Information security experts from Facebook spoke about the Chinese hacker group Earth Empusa (also known as Evil Eye), which carried out malicious operations using the Facebook platform.
According to experts, the group attacked activists, journalists and dissidents who come from the Xinjiang Uygur Autonomous Region of China and live in Turkey, Kazakhstan, the United States, Syria, Canada and Australia. Attackers used a variety of cyber-espionage techniques to identify victims and infect their devices with tracking malware.
Earth Empusa's malicious operations were well-funded, well-funded, and concealed. The hackers used Facebook primarily to spread links to malicious sites, not the malware itself.
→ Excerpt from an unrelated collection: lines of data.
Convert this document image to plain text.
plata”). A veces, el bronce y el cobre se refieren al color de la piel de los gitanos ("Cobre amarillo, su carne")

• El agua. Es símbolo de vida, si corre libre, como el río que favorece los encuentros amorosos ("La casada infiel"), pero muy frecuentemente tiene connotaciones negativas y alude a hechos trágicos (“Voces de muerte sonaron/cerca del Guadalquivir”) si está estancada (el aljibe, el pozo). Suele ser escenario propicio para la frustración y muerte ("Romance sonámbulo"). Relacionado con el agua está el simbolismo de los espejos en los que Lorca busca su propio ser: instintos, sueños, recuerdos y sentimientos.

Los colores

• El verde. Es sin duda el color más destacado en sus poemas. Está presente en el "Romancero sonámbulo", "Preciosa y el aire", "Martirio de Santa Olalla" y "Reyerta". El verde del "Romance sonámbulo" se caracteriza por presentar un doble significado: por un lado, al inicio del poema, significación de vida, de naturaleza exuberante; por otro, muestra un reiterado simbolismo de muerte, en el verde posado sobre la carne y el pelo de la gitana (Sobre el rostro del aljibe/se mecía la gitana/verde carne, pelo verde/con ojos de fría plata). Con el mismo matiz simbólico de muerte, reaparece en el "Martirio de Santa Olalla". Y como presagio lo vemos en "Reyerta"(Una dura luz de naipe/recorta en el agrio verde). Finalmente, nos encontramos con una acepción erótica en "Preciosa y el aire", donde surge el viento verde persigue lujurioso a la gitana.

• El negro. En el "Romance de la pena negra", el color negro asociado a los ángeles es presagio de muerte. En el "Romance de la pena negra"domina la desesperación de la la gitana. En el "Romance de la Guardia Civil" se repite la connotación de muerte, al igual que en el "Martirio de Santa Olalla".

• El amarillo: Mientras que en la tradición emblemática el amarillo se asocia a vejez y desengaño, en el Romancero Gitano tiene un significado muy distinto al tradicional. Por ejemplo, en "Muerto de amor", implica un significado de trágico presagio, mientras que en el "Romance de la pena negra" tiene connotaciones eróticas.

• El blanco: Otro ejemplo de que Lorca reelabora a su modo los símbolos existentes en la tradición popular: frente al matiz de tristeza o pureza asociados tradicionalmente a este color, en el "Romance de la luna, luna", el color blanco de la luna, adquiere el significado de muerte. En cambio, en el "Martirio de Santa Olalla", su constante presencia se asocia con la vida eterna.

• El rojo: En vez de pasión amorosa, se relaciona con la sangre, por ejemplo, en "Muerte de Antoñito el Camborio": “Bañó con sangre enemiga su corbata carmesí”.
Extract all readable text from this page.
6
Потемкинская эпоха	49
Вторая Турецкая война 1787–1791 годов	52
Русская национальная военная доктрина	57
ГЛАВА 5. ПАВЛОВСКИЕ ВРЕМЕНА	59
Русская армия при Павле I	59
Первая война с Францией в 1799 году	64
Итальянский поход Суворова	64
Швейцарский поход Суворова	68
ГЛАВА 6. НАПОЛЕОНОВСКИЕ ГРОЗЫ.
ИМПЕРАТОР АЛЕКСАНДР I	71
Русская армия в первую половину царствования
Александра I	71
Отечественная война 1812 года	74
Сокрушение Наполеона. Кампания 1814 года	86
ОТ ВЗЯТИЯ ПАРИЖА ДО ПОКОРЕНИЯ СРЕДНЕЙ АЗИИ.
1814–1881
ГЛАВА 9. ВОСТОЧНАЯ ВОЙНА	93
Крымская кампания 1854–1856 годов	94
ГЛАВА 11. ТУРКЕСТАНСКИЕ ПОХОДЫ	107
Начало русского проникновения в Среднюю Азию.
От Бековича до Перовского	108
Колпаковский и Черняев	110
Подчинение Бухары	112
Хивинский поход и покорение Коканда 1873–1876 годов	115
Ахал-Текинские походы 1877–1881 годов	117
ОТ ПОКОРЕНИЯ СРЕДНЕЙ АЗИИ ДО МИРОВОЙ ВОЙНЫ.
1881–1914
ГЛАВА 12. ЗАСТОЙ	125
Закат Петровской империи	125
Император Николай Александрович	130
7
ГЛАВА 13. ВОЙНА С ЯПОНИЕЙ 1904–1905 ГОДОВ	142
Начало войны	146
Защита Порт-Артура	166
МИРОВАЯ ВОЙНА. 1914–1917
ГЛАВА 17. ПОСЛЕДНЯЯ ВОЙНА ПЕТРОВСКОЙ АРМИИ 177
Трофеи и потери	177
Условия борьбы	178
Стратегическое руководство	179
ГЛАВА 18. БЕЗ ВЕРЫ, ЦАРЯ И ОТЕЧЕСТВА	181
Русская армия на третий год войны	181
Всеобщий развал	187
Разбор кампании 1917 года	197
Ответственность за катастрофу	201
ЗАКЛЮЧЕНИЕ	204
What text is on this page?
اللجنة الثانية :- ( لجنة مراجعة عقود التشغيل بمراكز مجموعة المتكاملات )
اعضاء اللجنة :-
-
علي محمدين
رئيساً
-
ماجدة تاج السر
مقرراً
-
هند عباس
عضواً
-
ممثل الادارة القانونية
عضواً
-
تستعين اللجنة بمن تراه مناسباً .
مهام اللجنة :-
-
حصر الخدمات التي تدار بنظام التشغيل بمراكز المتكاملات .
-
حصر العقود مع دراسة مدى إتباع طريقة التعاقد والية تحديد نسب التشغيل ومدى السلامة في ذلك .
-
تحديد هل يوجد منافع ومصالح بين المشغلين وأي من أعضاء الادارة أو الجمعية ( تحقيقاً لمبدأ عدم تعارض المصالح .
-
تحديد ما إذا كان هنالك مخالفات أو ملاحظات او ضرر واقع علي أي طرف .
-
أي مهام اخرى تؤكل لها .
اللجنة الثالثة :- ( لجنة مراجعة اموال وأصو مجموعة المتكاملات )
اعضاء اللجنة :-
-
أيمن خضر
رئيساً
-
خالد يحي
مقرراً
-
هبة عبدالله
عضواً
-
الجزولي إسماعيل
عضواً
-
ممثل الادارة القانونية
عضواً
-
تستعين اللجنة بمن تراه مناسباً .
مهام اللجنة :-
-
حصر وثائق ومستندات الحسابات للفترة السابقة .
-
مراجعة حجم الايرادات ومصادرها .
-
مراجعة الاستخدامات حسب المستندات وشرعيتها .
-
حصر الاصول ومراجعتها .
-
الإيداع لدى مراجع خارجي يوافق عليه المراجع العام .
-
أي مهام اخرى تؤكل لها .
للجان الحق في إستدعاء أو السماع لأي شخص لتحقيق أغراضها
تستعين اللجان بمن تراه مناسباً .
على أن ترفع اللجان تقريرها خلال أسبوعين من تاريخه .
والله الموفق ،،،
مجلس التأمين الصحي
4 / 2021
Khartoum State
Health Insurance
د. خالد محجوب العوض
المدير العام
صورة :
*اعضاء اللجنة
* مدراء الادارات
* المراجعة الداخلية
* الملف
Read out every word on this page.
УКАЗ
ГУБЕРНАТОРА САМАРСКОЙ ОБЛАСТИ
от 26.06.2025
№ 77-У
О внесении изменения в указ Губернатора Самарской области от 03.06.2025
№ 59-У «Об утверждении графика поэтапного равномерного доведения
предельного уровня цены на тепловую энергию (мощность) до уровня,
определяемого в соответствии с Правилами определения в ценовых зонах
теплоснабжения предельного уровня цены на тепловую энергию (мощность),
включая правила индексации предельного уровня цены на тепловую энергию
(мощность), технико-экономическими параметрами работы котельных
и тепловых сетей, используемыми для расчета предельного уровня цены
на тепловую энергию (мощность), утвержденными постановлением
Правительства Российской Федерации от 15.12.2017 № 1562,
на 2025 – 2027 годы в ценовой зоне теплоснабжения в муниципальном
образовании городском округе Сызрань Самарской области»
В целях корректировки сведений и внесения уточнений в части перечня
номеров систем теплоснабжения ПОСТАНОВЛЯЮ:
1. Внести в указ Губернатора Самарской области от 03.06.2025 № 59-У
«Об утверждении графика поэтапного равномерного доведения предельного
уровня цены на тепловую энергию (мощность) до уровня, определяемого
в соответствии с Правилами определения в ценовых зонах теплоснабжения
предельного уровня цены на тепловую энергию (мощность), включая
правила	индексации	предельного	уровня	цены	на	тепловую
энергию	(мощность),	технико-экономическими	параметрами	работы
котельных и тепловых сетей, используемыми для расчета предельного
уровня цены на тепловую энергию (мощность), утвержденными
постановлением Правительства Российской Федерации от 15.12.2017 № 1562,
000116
From time to time, these operations were suspended in response to countermeasures by both Facebook itself and other companies.
Experts identified the following tactics, techniques and procedures (TTP) used by the group:
- Selective targeting and exploit protection: Hackers carefully concealed their activities and protected exploits by infecting iOS malware only to users who met certain technical criteria (IP addresses, OS, browser, country and language settings);
- Compromise and fake news sites: Attackers have faked the domains of popular Uyghur and Turkish news sites. They also hacked legitimate resources frequently visited by victims as part of watering hole attacks. Some of these pages contained malicious Javascript code, reminiscent of the already known exploits that install malware for iOS called INSOMNIA;
- Social engineering: the group faked accounts on the social network Facebook, allegedly belonging to journalists, activists, human rights defenders;
- Using third-party app stores: Attackers have created at least one fake Android app store through which they distribute apps containing ActionSpy or PluginPhantom malware;
- Malware development outsourcing: The group used several malware families created by different developers.